As a meta-analysis of published studies, our study has several strengths. First, the large numbers of participants allowed a much greater possibility of reaching reasonable conclusions and conducting subgroup analysis. Second, all included studies had accounted for potential confounders such as age and gestational age and additional factors, which can reduce the effects of confounding factors. Third, we adopted random effect model to calculate the pooled SMD between serum zinc level and PE; therefore, the results were more reasonable and convincing. Fourth, the Newcastle-Ottawa quality assessment scale was used to assess thestudy quality, and all studies met a quality score of 7 stars or more. The results indicated that the quality of original articles was generally good. Fifth, the physiological decrease of serum zinc level may occur during pregnancy; then original articles which we included in this meta-analysis chose healthy pregnancy women as controls. Sixth, serum zinc level was significantly lower in PE patients compared with healthy pregnancy controls in studies involving fasting participants. Fasting conditions can accurate reflect the metabolism of zinc. Seventh, the results of pooled SMD were consistent with those of pooled WMD, suggesting the results of our meta-analysis were credible.

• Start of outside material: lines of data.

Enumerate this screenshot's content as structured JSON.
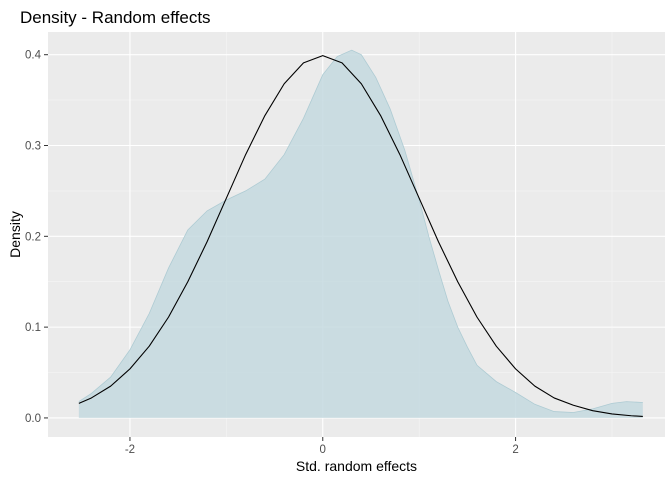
{
  "chart_data": {
    "type": "area",
    "title": "Density - Random effects",
    "xlabel": "Std. random effects",
    "ylabel": "Density",
    "xlim": [
      -2.85,
      3.55
    ],
    "ylim": [
      -0.021,
      0.425
    ],
    "x_ticks": [
      {
        "value": -2,
        "label": "-2"
      },
      {
        "value": 0,
        "label": "0"
      },
      {
        "value": 2,
        "label": "2"
      }
    ],
    "y_ticks": [
      {
        "value": 0.0,
        "label": "0.0"
      },
      {
        "value": 0.1,
        "label": "0.1"
      },
      {
        "value": 0.2,
        "label": "0.2"
      },
      {
        "value": 0.3,
        "label": "0.3"
      },
      {
        "value": 0.4,
        "label": "0.4"
      }
    ],
    "grid": true,
    "background": "#ebebeb",
    "series": [
      {
        "kind": "area",
        "fill": "#c4d9df",
        "stroke": "#aecbd3",
        "points": [
          [
            -2.53,
            0.018
          ],
          [
            -2.4,
            0.027
          ],
          [
            -2.2,
            0.045
          ],
          [
            -2.0,
            0.075
          ],
          [
            -1.8,
            0.115
          ],
          [
            -1.6,
            0.165
          ],
          [
            -1.4,
            0.207
          ],
          [
            -1.2,
            0.228
          ],
          [
            -1.0,
            0.24
          ],
          [
            -0.8,
            0.25
          ],
          [
            -0.6,
            0.263
          ],
          [
            -0.4,
            0.29
          ],
          [
            -0.2,
            0.33
          ],
          [
            0.0,
            0.378
          ],
          [
            0.15,
            0.398
          ],
          [
            0.3,
            0.405
          ],
          [
            0.4,
            0.4
          ],
          [
            0.55,
            0.375
          ],
          [
            0.7,
            0.34
          ],
          [
            0.85,
            0.295
          ],
          [
            1.0,
            0.24
          ],
          [
            1.1,
            0.2
          ],
          [
            1.2,
            0.163
          ],
          [
            1.3,
            0.128
          ],
          [
            1.4,
            0.1
          ],
          [
            1.5,
            0.078
          ],
          [
            1.6,
            0.058
          ],
          [
            1.8,
            0.04
          ],
          [
            2.0,
            0.028
          ],
          [
            2.2,
            0.015
          ],
          [
            2.4,
            0.007
          ],
          [
            2.6,
            0.006
          ],
          [
            2.8,
            0.01
          ],
          [
            3.0,
            0.016
          ],
          [
            3.15,
            0.018
          ],
          [
            3.32,
            0.017
          ]
        ]
      },
      {
        "kind": "line",
        "stroke": "#000000",
        "points": [
          [
            -2.53,
            0.016
          ],
          [
            -2.4,
            0.022
          ],
          [
            -2.2,
            0.035
          ],
          [
            -2.0,
            0.054
          ],
          [
            -1.8,
            0.079
          ],
          [
            -1.6,
            0.111
          ],
          [
            -1.4,
            0.15
          ],
          [
            -1.2,
            0.194
          ],
          [
            -1.0,
            0.242
          ],
          [
            -0.8,
            0.29
          ],
          [
            -0.6,
            0.333
          ],
          [
            -0.4,
            0.368
          ],
          [
            -0.2,
            0.391
          ],
          [
            0.0,
            0.399
          ],
          [
            0.2,
            0.391
          ],
          [
            0.4,
            0.368
          ],
          [
            0.6,
            0.333
          ],
          [
            0.8,
            0.29
          ],
          [
            1.0,
            0.242
          ],
          [
            1.2,
            0.194
          ],
          [
            1.4,
            0.15
          ],
          [
            1.6,
            0.111
          ],
          [
            1.8,
            0.079
          ],
          [
            2.0,
            0.054
          ],
          [
            2.2,
            0.035
          ],
          [
            2.4,
            0.022
          ],
          [
            2.6,
            0.014
          ],
          [
            2.8,
            0.008
          ],
          [
            3.0,
            0.0044
          ],
          [
            3.2,
            0.0024
          ],
          [
            3.32,
            0.0016
          ]
        ]
      }
    ]
  }
}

However, our study also has limitations. First, although the detection methods of serum zinc level were atomic absorption method, the testing instruments and testing conditions varied among studies; this may influence the detection results. Second, our meta-analysis didn’t find significant difference between serum zinc level and mild PE (n = 4) or severe PE (n = 4), which might be caused by the limited number of included studies and the limited sample size. Further research is needed to confirm the relation between serum zinc level and the disease severity of PE. Third, we were unable to explore the dose-response relationship between serum zinc level and PE because of the limitation of the data.

5. Conclusions

In summary, results from this meta-analysis showed that serum zinc level in PE patients was significantly lower than that in healthy pregnancy women. A moderate amount of zinc supplementation may reduce the incidence of PE, which needs to be confirmed.